Realizar una adecuada anamnesis y una exploración completa constituyen,en la mayoría de las ocasiones,la clave para un diagnóstico otorrinolaringológico correcto. Son necesarias al explorar el oído, inspección del pabellón auricular (malformaciones, heridas), zona preauricular (quistes, fístulas), y retroauricular (signos de mastoiditis).

Palpación de adenopatías pre y retroauriculares, signo del trago (dolor a la presión sobre el trago)y articulación temporomandibular.

Otoscopia: es el principal método diagnóstico en la patología del oído medio y externo. Puede realizarse con otoscopio eléctrico u otomicroscopio, traccionando del pabellón hacia atrás y hacia arriba para rectificar la curvatura del CAE. Se puede explorar la permeabilidad tubárica, al ver la imagen timpánica cuando se realiza la maniobra de Valsalva que abre la trompa. Puede acoplarse al otoscopio el espéculo neumático de Siegle, para explorar la movilidad timpánica y el signo de la fístula de Gellé en los colesteatomas.

Exploración Radiográfica

Radiología simple:actualmente está siendo desplazada por las nuevas pruebas de imagen.La proyección de Schüller estudia el oído medio (neumatización de mastoides y ático),la articulación temporomandibular y las fracturas longitudinales de peñasco. Las proyecciones de Stenvers y transorbitaria se emplean para estudiar el oído interno,el CAI y las fracturas transversales de peñasco. Tomografía computerizada:estudia mejor el oído medio al ser una cavidad ósea neumatizada. Resonancia magnética:explora mejor el CAI,el ángulo pontocerebeloso,el oído interno y el recorrido del nervio facial.

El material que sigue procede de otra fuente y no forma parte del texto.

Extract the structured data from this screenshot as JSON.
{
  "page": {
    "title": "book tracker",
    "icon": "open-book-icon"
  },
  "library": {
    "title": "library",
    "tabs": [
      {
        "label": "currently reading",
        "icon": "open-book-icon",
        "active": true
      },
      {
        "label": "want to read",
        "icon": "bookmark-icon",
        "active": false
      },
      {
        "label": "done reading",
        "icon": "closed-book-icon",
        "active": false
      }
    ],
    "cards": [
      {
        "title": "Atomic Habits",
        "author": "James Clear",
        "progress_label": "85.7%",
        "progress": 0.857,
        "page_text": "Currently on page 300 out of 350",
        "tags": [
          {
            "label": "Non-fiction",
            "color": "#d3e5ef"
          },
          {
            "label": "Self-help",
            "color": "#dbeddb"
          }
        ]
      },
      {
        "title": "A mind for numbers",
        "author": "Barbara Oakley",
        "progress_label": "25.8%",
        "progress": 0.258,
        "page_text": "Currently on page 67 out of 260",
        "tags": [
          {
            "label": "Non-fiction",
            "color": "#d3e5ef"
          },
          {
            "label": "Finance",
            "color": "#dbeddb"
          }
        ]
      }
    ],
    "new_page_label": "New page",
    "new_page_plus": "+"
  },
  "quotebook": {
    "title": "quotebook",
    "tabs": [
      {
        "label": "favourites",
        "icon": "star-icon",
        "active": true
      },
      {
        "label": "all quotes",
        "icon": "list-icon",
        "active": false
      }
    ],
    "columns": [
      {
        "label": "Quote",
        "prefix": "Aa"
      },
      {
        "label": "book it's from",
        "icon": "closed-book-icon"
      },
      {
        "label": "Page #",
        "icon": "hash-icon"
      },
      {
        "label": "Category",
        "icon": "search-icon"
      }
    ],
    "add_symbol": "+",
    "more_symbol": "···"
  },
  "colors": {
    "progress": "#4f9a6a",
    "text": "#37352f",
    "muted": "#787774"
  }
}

Exploración funcional de la audición

  1. Acumetría o diapasones. Permite un diagnóstico cualitativo, sobre el tipo de hipoacusia.
  • Prueba de Rinne. Monoaural, comparando vía aérea (VA) poniendo el diapasón delante del CAE y ósea (VO)poniendo el diapasón sobre la mastoides. Rinne positivo (VA mejor que VO) en individuos normales o con hipoacusia perceptiva. Negativo (VO mejor que VA)hipoacusia de transmisión. Falso Rinne negativo,en hipoacusia perceptiva profunda unilateral (cofosis unilateral).
  • Prueba de Weber.Binaural. Comparando la vía ósea,poniendo el diapasón sobre la frente o dientes. En una hipoacusia unilateral, lateraliza al oído enfermo si es de transmisión (debido a que en el oído sano el ruido ambiente percibido por vía aérea enmascara el percibido por vía ósea) y al sano,si es de percepción (debido a que el sonido es percibido por el oído con mejor audición por vía ósea). Si es una hipoacusia bilateral y simétrica, puede no lateralizarse. En una persona normal no se lateraliza (indiferente).
  • Prueba de Schwabach. Compara VO del paciente con la del explorador.Acortada en hipoacusias perceptivas y alargada en las de transmisión.
  • Prueba de Gellé. Será positiva o normal si al aumentar la presión en el CAE con una pera de Politzer disminuye la percepción del sonido.Esto ocurre porque se produce un aumento de la rigidez de la cadena. Si no disminuye,será negativa o patológica, típico de la otosclerosis.

Audiometrías

Permiten un diagnóstico cualitativo y cuantitativo,al estudiar umbrales auditivos (mínima intensidad a la que es audible un estímulo auditivo).La intensidad de un estímulo auditivo se mide en decibelios y corresponde a 10 veces el logaritmo decimal de la relación entre las intensidades de dos sonidos.

Tipos de audiometría

  • Audiometría tonal liminal: el estímulo son sonidos de frecuencias conocidas sin armónicos (tonos puros entre 125 y 8.000 Hz), de intensidad variable,tanto por VO (umbral óseo)como por VA (umbral aéreo).Lo normal,es que la VA y la VO se superpongan.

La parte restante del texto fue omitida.